Criticou ainda a forma como o setor de IA comunica com o público, por se focar em excesso em riscos catastróficos e destruição de emprego, sem explicar com clareza os benefícios práticos nem como mitigar os potenciais efeitos negativos.
Segundo Altman, o debate tende a ignorar como a IA pode aumentar o poder individual e a liberdade pessoal.
Altman continua a esperar melhorias rápidas nos sistemas de IA, mas não acredita que uma automação mais sofisticada elimine o valor da interação humana. Na sua visão, as pessoas vão continuar a procurar outras pessoas, mesmo quando a IA conseguir produzir conteúdos de maior qualidade, conduzir conversas mais avançadas ou concluir tarefas com maior eficiência.
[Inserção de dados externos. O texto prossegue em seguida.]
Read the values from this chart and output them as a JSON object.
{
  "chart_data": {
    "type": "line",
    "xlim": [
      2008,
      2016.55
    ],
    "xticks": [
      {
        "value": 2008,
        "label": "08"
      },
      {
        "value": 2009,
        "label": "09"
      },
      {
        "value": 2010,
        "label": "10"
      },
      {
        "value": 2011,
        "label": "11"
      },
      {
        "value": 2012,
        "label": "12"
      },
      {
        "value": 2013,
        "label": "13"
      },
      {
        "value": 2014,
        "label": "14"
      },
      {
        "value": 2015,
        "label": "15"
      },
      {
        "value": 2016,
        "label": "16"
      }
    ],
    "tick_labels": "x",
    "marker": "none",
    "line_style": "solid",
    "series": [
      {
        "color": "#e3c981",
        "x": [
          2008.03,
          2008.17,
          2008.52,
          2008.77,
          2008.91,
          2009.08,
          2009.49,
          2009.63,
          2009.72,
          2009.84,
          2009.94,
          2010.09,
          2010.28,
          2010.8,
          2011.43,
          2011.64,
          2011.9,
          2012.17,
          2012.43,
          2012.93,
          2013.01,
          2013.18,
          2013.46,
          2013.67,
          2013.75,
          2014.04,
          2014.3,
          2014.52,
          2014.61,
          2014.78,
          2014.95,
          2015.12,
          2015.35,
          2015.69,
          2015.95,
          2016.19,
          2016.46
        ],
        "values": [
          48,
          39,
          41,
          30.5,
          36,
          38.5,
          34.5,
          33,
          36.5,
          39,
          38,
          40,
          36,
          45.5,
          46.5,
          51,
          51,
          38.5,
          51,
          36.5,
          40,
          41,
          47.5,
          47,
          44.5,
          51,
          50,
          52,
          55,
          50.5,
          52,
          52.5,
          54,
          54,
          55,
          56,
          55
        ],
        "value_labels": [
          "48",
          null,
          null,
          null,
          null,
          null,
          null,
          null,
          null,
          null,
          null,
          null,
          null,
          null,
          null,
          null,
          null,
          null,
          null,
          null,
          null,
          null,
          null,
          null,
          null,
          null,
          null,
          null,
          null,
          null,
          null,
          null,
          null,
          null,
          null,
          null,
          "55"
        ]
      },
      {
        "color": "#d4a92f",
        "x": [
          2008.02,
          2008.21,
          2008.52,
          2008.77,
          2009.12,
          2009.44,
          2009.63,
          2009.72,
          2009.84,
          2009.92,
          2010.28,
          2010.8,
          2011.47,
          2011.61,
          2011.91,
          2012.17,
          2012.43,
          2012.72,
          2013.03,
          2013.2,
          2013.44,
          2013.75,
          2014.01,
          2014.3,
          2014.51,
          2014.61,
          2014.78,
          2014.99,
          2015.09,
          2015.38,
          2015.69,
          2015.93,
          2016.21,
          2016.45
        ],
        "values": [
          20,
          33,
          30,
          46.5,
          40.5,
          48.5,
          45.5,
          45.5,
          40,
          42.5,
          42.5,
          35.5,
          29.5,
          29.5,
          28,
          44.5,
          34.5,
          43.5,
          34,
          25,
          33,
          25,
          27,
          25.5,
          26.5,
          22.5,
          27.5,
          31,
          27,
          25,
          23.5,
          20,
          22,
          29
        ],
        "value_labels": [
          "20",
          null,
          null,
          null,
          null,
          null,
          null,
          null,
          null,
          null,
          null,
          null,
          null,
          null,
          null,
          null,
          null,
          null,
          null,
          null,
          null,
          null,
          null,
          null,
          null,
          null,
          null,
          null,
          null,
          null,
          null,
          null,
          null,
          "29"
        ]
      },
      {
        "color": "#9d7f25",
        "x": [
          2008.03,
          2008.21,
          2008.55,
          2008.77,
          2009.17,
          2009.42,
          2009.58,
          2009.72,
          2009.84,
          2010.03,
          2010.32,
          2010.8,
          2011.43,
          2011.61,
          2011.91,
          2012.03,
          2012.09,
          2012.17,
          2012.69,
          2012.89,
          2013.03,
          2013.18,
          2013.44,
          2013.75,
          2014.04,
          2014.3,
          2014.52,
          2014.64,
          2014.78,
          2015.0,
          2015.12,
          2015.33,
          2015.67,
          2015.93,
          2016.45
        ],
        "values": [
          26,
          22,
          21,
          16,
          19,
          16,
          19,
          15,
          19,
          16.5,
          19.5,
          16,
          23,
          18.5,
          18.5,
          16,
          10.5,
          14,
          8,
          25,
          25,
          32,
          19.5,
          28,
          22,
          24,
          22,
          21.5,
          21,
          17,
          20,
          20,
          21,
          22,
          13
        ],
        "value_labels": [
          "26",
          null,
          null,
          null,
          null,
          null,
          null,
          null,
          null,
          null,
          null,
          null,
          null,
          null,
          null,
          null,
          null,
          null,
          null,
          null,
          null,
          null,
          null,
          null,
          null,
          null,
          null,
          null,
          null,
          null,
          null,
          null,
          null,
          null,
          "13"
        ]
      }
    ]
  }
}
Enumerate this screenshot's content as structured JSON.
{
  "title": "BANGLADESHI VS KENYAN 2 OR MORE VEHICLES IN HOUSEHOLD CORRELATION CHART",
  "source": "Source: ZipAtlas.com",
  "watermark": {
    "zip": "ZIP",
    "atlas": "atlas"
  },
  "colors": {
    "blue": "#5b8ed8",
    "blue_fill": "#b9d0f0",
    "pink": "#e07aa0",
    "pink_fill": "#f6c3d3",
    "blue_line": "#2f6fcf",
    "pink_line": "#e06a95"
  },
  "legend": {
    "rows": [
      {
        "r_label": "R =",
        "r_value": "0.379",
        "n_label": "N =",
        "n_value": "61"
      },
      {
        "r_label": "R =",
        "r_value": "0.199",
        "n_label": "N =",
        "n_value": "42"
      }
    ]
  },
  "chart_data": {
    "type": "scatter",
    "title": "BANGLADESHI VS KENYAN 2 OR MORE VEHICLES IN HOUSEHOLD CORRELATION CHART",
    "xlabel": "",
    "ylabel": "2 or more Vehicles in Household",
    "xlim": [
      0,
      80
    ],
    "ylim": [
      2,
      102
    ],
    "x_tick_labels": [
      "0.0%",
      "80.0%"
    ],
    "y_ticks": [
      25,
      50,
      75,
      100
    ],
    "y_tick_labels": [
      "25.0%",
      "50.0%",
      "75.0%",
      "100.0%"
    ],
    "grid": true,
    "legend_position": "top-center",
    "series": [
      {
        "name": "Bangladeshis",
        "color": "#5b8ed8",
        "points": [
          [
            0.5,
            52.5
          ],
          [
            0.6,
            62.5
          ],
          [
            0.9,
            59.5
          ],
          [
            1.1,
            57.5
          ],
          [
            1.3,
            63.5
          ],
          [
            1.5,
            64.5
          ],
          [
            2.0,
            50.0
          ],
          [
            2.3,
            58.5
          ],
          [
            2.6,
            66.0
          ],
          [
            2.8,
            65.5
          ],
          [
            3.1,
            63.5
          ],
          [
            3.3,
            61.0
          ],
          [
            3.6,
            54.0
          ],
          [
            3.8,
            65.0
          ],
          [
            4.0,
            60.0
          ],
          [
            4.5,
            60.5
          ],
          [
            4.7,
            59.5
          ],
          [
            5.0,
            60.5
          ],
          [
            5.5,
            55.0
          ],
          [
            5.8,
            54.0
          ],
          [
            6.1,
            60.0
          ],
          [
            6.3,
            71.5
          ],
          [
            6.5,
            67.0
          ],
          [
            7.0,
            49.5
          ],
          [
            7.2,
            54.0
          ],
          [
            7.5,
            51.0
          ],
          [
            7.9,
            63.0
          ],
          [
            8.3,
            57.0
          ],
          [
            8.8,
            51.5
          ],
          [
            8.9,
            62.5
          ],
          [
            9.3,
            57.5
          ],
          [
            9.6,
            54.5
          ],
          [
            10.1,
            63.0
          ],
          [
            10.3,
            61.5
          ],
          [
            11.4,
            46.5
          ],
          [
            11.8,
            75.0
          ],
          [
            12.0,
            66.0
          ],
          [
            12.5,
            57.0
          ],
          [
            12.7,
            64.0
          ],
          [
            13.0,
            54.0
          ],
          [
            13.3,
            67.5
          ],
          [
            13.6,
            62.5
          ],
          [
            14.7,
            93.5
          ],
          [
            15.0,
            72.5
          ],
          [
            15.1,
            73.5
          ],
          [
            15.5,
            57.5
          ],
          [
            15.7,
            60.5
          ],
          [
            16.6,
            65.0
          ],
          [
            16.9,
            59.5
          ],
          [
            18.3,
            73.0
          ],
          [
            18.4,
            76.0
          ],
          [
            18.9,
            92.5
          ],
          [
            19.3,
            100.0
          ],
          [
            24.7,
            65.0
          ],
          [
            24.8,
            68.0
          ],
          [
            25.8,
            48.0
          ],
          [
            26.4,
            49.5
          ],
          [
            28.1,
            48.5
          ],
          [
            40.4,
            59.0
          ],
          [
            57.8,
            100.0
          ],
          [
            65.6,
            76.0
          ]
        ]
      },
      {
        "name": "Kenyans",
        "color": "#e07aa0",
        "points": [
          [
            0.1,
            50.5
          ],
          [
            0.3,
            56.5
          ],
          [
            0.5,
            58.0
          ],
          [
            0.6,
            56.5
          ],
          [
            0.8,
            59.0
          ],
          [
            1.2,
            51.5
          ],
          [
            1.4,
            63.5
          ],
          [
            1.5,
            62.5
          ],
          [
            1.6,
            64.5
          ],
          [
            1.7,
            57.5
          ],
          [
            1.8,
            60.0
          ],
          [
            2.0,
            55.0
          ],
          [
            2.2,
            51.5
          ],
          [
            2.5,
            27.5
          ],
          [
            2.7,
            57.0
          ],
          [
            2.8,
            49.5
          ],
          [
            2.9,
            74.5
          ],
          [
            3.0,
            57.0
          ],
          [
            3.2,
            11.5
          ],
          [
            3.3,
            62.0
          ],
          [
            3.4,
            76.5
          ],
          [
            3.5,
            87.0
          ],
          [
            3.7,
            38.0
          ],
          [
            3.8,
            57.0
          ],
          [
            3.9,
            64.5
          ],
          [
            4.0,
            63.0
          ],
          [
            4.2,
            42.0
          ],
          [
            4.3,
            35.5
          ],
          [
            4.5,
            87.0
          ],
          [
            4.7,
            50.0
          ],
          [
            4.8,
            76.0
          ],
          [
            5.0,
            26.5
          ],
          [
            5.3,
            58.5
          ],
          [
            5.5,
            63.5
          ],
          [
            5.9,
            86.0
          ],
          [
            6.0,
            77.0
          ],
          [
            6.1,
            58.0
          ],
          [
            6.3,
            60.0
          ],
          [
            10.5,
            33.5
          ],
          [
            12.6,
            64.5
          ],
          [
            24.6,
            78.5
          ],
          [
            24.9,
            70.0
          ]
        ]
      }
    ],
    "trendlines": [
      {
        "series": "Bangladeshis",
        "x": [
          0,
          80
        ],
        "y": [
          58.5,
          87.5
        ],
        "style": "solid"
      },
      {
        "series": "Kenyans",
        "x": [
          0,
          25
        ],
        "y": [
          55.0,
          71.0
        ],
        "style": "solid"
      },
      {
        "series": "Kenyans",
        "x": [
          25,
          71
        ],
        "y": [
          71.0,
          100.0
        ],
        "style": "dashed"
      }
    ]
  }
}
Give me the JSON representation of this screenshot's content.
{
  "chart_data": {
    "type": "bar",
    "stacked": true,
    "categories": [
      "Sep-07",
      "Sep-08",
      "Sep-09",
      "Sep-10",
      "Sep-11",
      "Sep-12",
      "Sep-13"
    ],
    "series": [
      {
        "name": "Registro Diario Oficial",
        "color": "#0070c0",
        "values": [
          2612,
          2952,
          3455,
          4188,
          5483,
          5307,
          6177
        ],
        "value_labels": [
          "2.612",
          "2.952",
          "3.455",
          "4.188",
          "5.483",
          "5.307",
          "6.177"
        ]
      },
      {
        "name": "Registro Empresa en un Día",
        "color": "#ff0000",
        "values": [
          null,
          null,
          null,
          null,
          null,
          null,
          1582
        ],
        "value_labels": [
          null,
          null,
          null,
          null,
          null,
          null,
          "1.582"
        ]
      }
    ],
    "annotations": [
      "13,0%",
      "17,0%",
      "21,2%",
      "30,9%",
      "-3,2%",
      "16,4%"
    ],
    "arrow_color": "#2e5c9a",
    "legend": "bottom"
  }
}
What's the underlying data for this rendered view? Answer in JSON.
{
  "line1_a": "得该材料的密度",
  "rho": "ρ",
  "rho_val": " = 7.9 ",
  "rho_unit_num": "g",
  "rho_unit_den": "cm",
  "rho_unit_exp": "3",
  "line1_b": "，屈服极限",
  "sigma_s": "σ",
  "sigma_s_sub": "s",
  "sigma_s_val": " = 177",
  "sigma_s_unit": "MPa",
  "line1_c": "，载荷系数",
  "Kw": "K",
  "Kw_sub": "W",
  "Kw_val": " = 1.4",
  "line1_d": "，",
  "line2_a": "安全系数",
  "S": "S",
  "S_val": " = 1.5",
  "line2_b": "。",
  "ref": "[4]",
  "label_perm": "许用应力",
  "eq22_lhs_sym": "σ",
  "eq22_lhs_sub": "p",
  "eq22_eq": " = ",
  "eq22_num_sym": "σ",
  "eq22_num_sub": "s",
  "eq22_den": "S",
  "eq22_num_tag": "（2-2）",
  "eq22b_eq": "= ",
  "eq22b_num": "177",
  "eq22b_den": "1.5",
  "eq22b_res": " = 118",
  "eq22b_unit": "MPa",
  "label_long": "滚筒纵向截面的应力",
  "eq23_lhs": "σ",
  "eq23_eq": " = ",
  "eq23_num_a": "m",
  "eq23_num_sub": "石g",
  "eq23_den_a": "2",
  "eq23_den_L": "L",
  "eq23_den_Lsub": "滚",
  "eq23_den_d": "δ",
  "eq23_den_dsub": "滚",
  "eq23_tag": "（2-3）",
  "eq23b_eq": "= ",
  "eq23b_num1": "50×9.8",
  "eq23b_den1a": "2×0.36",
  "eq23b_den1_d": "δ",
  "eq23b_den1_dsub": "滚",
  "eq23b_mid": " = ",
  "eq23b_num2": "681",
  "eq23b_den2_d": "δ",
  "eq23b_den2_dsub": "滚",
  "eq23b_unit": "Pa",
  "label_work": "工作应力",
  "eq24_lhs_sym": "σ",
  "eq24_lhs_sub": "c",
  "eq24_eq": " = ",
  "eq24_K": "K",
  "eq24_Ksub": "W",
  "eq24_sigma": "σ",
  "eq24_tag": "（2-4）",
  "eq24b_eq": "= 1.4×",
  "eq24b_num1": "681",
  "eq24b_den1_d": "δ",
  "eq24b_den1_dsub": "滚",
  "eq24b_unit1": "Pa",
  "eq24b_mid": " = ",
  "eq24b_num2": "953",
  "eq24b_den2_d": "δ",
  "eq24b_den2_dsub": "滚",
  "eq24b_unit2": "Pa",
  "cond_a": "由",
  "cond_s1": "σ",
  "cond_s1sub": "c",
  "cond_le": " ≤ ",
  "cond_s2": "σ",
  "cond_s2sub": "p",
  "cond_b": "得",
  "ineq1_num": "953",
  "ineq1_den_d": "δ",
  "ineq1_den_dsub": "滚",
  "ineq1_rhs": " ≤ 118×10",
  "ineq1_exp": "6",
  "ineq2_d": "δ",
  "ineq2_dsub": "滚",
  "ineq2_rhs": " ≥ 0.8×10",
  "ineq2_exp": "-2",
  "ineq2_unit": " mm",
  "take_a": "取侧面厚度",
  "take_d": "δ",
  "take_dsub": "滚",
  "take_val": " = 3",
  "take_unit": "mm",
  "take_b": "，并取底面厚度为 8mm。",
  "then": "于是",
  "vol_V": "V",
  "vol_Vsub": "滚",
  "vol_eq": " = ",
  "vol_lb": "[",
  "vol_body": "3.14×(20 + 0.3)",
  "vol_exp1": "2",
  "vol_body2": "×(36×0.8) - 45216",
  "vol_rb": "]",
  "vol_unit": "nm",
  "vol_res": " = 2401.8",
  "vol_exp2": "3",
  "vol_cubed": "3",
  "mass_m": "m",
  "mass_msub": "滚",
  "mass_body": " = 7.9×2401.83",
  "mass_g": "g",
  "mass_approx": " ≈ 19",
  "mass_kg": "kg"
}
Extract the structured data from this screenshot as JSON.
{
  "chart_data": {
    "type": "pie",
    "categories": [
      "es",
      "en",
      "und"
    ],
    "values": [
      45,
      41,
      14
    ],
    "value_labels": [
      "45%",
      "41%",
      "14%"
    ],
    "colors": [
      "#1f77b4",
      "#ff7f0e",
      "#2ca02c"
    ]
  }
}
A própria trajetória da OpenAI ilustra esse percurso mais lento: Altman recordou que a empresa, fundada em 2016, levou cerca de quatro anos e meio até alcançar uma grande rutura tecnológica. Mesmo após o lançamento do ChatGPT, alguns colaboradores duvidaram de que o crescimento se mantivesse, enquanto o investidor Peter Thiel pressionava Altman a apostar no chatbot como uma nova interface, à semelhança da pesquisa da Google.